SILÊNCIO COMPRADO|: Operação mira esquema de corrupção em hospital após morte de gestante
DA REDAÇÃO:LEIAMT
A Polícia Civil deflagrou, na manhã desta terça-feira (25), a Operação Silêncio Comprado, que investiga um suposto esquema de corrupção relacionado à administração do Hospital Municipal Euclides Horst, em Campo Novo do Parecis (396 km de Cuiabá). As investigações tiveram início com a morte da arquiteta Larissa Pompermayer Ramos durante uma cesárea realizada no hospital.
Ao todo, foram cumpridas 20 ordens judiciais, incluindo mandados de busca e apreensão, bloqueio de valores, sequestro de bens, quebra de sigilo telefônico e telemático, além de medidas cautelares determinadas pela Justiça.
As ações ocorreram nos municípios de Campo Novo do Parecis, Arenápolis e também nas cidades de Barueri e Cotia, no estado de São Paulo. O objetivo é reunir provas, identificar todos os envolvidos e evitar prejuízos ao patrimônio público.

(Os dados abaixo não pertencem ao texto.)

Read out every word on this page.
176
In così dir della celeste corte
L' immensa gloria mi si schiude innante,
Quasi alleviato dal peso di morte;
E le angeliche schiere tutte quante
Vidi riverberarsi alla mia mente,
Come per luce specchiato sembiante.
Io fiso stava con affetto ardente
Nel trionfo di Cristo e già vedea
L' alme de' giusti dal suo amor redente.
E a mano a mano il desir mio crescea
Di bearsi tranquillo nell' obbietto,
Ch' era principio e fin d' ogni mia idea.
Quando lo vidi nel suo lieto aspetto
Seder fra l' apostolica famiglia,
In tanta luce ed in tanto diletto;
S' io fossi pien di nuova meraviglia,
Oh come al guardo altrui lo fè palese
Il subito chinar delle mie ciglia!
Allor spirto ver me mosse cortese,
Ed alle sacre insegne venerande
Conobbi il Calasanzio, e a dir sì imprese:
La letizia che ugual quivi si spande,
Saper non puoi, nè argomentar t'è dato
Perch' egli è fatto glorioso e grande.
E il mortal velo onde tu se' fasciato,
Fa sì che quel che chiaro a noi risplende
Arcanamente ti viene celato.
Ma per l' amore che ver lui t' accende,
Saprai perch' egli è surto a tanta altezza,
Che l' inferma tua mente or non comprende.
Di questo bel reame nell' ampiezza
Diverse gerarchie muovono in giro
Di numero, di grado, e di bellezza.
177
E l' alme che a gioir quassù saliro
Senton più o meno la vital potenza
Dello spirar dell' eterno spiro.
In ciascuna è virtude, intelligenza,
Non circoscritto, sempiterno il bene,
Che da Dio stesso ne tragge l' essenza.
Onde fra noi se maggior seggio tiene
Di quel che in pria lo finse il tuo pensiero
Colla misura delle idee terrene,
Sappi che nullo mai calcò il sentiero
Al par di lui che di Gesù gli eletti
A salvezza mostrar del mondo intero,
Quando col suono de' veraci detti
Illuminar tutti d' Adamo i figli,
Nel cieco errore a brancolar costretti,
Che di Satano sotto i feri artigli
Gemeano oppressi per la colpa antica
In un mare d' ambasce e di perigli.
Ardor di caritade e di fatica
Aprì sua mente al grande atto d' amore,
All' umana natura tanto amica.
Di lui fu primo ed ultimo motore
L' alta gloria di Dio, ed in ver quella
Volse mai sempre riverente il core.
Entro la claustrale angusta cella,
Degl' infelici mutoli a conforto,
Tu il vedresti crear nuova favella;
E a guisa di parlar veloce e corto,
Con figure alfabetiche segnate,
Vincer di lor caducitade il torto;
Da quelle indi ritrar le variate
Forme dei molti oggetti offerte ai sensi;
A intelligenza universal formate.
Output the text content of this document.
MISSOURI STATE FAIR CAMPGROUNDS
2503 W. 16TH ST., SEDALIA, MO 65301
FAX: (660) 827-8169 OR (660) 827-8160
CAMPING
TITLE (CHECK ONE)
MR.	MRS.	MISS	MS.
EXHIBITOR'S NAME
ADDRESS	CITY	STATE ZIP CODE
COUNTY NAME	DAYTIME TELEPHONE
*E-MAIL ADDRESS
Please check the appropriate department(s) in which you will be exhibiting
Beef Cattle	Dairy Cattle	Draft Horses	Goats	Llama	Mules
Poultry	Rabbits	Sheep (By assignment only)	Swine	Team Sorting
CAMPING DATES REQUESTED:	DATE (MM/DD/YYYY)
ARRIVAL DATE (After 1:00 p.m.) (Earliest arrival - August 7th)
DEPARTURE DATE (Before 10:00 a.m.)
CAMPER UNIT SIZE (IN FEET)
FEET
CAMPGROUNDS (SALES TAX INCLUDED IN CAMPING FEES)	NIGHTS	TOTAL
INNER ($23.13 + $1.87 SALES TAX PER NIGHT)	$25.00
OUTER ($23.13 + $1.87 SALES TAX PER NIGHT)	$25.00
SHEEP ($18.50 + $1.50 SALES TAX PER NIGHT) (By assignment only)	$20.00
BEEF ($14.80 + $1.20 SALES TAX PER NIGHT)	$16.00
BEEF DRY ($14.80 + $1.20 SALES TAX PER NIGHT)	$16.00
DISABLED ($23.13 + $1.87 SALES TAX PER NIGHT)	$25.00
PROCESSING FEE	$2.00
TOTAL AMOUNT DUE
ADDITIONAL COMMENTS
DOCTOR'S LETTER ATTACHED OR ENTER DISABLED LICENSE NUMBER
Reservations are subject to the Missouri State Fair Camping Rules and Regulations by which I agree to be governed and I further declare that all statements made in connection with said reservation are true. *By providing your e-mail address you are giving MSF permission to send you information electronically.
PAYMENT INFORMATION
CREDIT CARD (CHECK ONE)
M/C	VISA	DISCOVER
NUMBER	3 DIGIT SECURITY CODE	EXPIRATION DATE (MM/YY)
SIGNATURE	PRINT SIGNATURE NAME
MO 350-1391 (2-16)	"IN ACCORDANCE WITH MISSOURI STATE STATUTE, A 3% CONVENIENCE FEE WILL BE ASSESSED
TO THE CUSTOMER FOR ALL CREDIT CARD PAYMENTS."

As investigações são conduzidas pela Delegacia Especializada de Combate à Corrupção (Deccor) e apuram denúncias de tentativa de compra de silêncio e influência nos trabalhos da Comissão Parlamentar de Inquérito (CPI) instaurada pela Câmara Municipal para investigar possíveis irregularidades na gestão do hospital.
A COMISSÃO
A CPI foi criada após a morte de Larissa, aos 29 anos, de Campo Novo do Parecis. A arquiteta teria apresentado complicações durante um parto cesáreo realizado na unidade hospitalar. Após o procedimento, ela foi transferida para Cuiabá, mas não resistiu.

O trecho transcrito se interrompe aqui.